東京セントラルドームへと続く大通りは、多くの観客で賑わっていた。ネオンの看板が昼間から煌めき、開場前から熱気が漂う。人混みの中を並んで歩きながら、ステラがそっと口を開いた。
「いよいよ、だね……」
彼女の声には期待と緊張が混じっている。レイは手をポケットに突っ込み、普段と変わらぬ調子で小さく笑った。
「--ああ。ま、見てろよ。退屈なんて言わせないからさ。」
--
東京セントラルドームの正面に立つと、圧倒的なスケールに思わずステラは息を呑んだ。
ドームの外壁には巨大なスクリーンが設置され、セナ=フォスターの姿が映し出されるたびに観客たちの歓声が響き渡る。
「じゃあ俺はもう少しで共演者の打ち合わせがあるから関係者専用の入り口から入る。お前は一般の方に並んでろよ」
レイは片手を軽く上げると、さっさと人混みを抜けて裏手へと歩いていった。
「うん!頑張ってね!」
ステラは小さく呟きながら、一般入場口の長蛇の列へと足を運んだ。
――
しばらくして、ドームの中へ。
天井近くまでびっしりと並んだ観客席。見渡す限り人、人、人。無数のライトが揺れ、ステージ中央を照らす光はまるで宝石の輝きのようだった。
「わぁ……すごい……」
思わず口から漏れる。
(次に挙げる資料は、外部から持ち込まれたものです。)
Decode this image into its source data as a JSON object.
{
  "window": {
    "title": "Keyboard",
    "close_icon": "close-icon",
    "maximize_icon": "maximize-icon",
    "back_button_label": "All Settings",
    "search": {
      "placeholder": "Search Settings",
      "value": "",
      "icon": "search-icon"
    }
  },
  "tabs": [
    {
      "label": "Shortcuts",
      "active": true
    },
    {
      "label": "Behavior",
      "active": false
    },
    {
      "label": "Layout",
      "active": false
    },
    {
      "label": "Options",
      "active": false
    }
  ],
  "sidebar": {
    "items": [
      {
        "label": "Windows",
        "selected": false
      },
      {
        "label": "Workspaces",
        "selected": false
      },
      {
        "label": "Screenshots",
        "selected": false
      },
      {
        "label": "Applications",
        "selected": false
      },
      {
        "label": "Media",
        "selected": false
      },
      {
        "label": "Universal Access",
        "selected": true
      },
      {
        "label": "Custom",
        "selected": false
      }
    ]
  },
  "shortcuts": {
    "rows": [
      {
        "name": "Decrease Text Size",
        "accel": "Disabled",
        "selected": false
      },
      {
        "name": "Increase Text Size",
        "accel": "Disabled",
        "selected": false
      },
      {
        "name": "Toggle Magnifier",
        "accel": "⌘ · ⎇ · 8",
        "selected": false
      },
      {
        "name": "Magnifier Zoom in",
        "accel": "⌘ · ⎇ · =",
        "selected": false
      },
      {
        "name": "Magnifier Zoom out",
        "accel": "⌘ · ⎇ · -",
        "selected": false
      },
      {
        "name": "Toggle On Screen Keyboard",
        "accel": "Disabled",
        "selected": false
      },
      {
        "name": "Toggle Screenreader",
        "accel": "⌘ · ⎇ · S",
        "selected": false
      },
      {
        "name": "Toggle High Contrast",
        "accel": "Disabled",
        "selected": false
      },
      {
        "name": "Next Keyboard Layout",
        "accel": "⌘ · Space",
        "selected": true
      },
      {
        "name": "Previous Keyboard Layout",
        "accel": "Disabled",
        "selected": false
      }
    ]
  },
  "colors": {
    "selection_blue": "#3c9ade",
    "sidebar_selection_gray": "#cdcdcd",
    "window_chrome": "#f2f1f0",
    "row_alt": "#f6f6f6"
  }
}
胸の奥が高鳴り、全身が震えるような感覚に包まれていた。
巨大スクリーンに映し出される映像、耳をつんざくほどの歓声、そして今にも始まろうとするライブの熱気。
(こんな場所で……レイが、セナと一緒に……!)
その事実を思い出した瞬間、ステラの胸には誇らしさと期待がいっぺんに溢れ出し、自然と笑みがこぼれた。
--
ステージ裏。眩いライトが漏れ、観客の歓声が厚い壁を震わせる。いよいよ始まる直前、空気は張り詰めていた。レイは深呼吸をひとつしながらストレッチを続けていた。その隣で、青色の髪に銀縁のメガネをかけた長身のユーリ=ミカムラが、腕を組んでため息をつく。
「結局セナ=フォスター本人は、最終打ち合わせに顔を出さなかったな。俺たち、学生だから信用されてないんじゃないか?」
「う、うん……ぼ、僕もそう思うよ……」
緑髪で優しい雰囲気を醸し出すアルヴァン=スミスが、おどおどしたように答える。緊張で肩がすくみ、視線が落ち着かない。
「だって、こんな大舞台なのに……僕たちに期待してないってことなんじゃ……」
レイはそんな二人を見渡し、ふっと笑みを浮かべた。
「……だからこそ、見せてやろうぜ」
『え……?』
とユーリとアルヴァンが目を瞬かせる。
「俺たち学生でも、ここに立つ価値があるってな。セナが当てにしてないなら、その分以上のもんを叩きつけてやればいい。俺たちの踊りで」
その力強い言葉に、しばしの沈黙が落ちる。やがてユーリがフッと笑い、腕を組み直した。
「まったく、お前らしいな、レイ!」
「ぼ、僕も……が、頑張るよ……!」
アルヴァンは緊張で声を裏返しながらも、小さく拳を握りしめた。
その瞬間――
「ずいぶん威勢がいいじゃない!!」
艶やかな低い声が、背後から降りかかった。
三人が振り向くと、ステージ裏の入口から一人の女性が姿を現した。
真紅のドレスの裾が床を滑るように揺れ、炎のように鮮烈な長い赤髪がライトに照らされて煌めく。
挑むように整った瞳、揺るぎない自信を宿した微笑み。圧倒的なオーラを纏ったその存在感に、空気が一変する。
『情熱の歌姫』セナ=フォスター。
トップシンガーの名に相応しい、唯一無二の女王がそこに立っていた。